Prognostic Assessment of COVID-19 in ICU by Machine Learning Methods: A Retrospective Study

J Med Internet Res. 2020 Oct 8. doi: 10.2196/23128. Online ahead of print.


Background: Patients with coronavirus disease (COVID-19) in ICU have a high mortality rate, and how to early assess the prognosis and carry out precise treatment is of great significance.

Objective: To use machine learning to construct a model for the analysis of risk factors and prediction of death among ICU patients with COVID-19.

Methods: In this retrospective study, 123 COVID-19 patients inthe ICU of Vulcan Hill Hospital were selected from the database, and data were randomly divided into a training data set (n = 98) and test data set (n = 25) with a 4:1 ratio. Significance tests, analysis of correlation and factor analysis were used to screen the 100 potential risk factors individually.
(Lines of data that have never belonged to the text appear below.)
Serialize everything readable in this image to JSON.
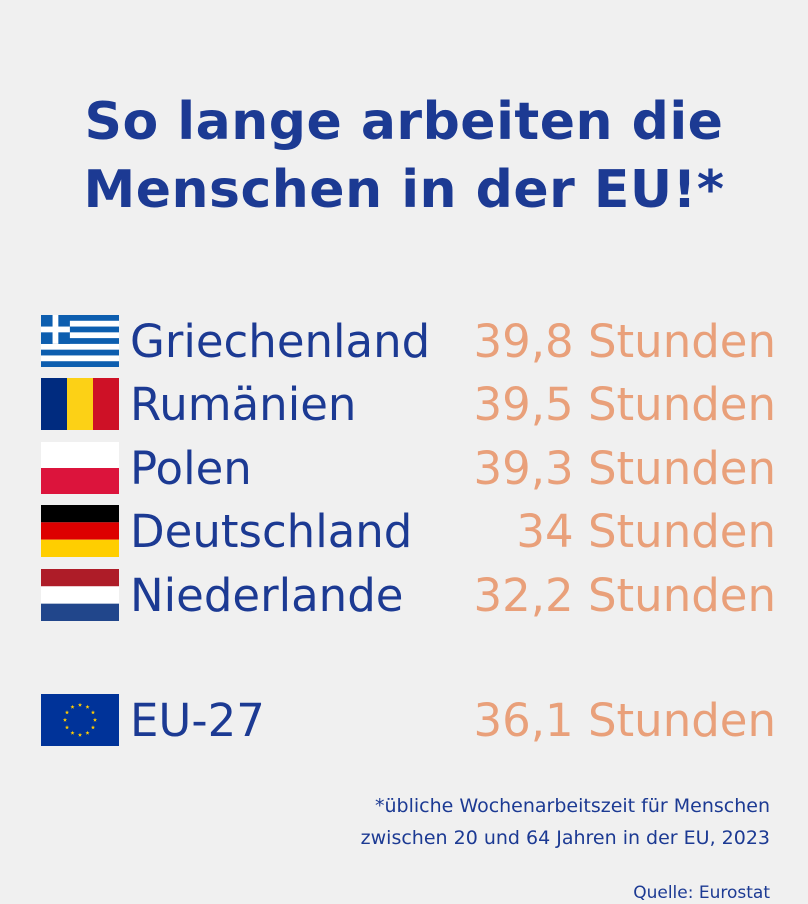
{
  "title": {
    "line1": "So lange arbeiten die",
    "line2": "Menschen in der EU!*"
  },
  "chart_data": {
    "type": "table",
    "rows": [
      {
        "country": "Griechenland",
        "flag": "greece-flag-icon",
        "value": 39.8,
        "label": "39,8 Stunden"
      },
      {
        "country": "Rumänien",
        "flag": "romania-flag-icon",
        "value": 39.5,
        "label": "39,5 Stunden"
      },
      {
        "country": "Polen",
        "flag": "poland-flag-icon",
        "value": 39.3,
        "label": "39,3 Stunden"
      },
      {
        "country": "Deutschland",
        "flag": "germany-flag-icon",
        "value": 34,
        "label": "34 Stunden"
      },
      {
        "country": "Niederlande",
        "flag": "netherlands-flag-icon",
        "value": 32.2,
        "label": "32,2 Stunden"
      }
    ],
    "average": {
      "country": "EU-27",
      "flag": "eu-flag-icon",
      "value": 36.1,
      "label": "36,1 Stunden"
    }
  },
  "footnote": {
    "line1": "*übliche Wochenarbeitszeit für Menschen",
    "line2": "zwischen 20 und 64 Jahren in der EU, 2023"
  },
  "source": "Quelle: Eurostat",
  "colors": {
    "title": "#1c3a93",
    "value": "#e9a07a",
    "background": "#f0f0f0"
  }
}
Conventional logistic regression methods and four machine learning algorithms were used to construct the risk prediction model for the prognosis of COVID-19 patients in ICU. Performance of these machine learning models was measured by the area under the receiver operating characteristic curve (AUC). Model interpretation and model evaluation of the risk prediction model, such as calibration curve, SHAP, LIME, etc., were performed to ensure its stability and reliability.The outcome is based on the ICU death recorded from the database.

Results: Layer-by-layer screening of 100 potential risk factors finallyrevealed 8 important risk factors that were included in the risk prediction model: lymphocyte percentage (LYM%), prothrombin time (PT), lactate dehydrogenase (LDH), total bilirubin (T-Bil), percentage of eosinophils (EOS%), creatinine(Cr), neutrophil percentage (NEUT%), albumin (ALB) level. Finally, eXtreme Gradient Boosting (XGBoost) established by 8 important risk factors showed the best recognition ability in the training set of 5-fold cross validation (AUC=0.86) and the verification queue (AUC=0.92). The calibration curve showed that the risk predicted by the model was in good agreement with the actual risk. In addition, using SHapley Additive exPlanations (SHAP) and Local Interpretable Model-Agnostic Explanations (LIME) algorithms, feature interpretation and sample prediction interpretation algorithms of the XGBoost black box model were implemented. Additionally, the model has been translated into an online risk calculator that is freely available for the public usage (

Conclusions: The 8 factors XGBoost model predicts risk of death in ICU patients with COVID-19 well,which initially demonstrates stability and can be used effectively to predict COVID-19 prognosis in ICU patients.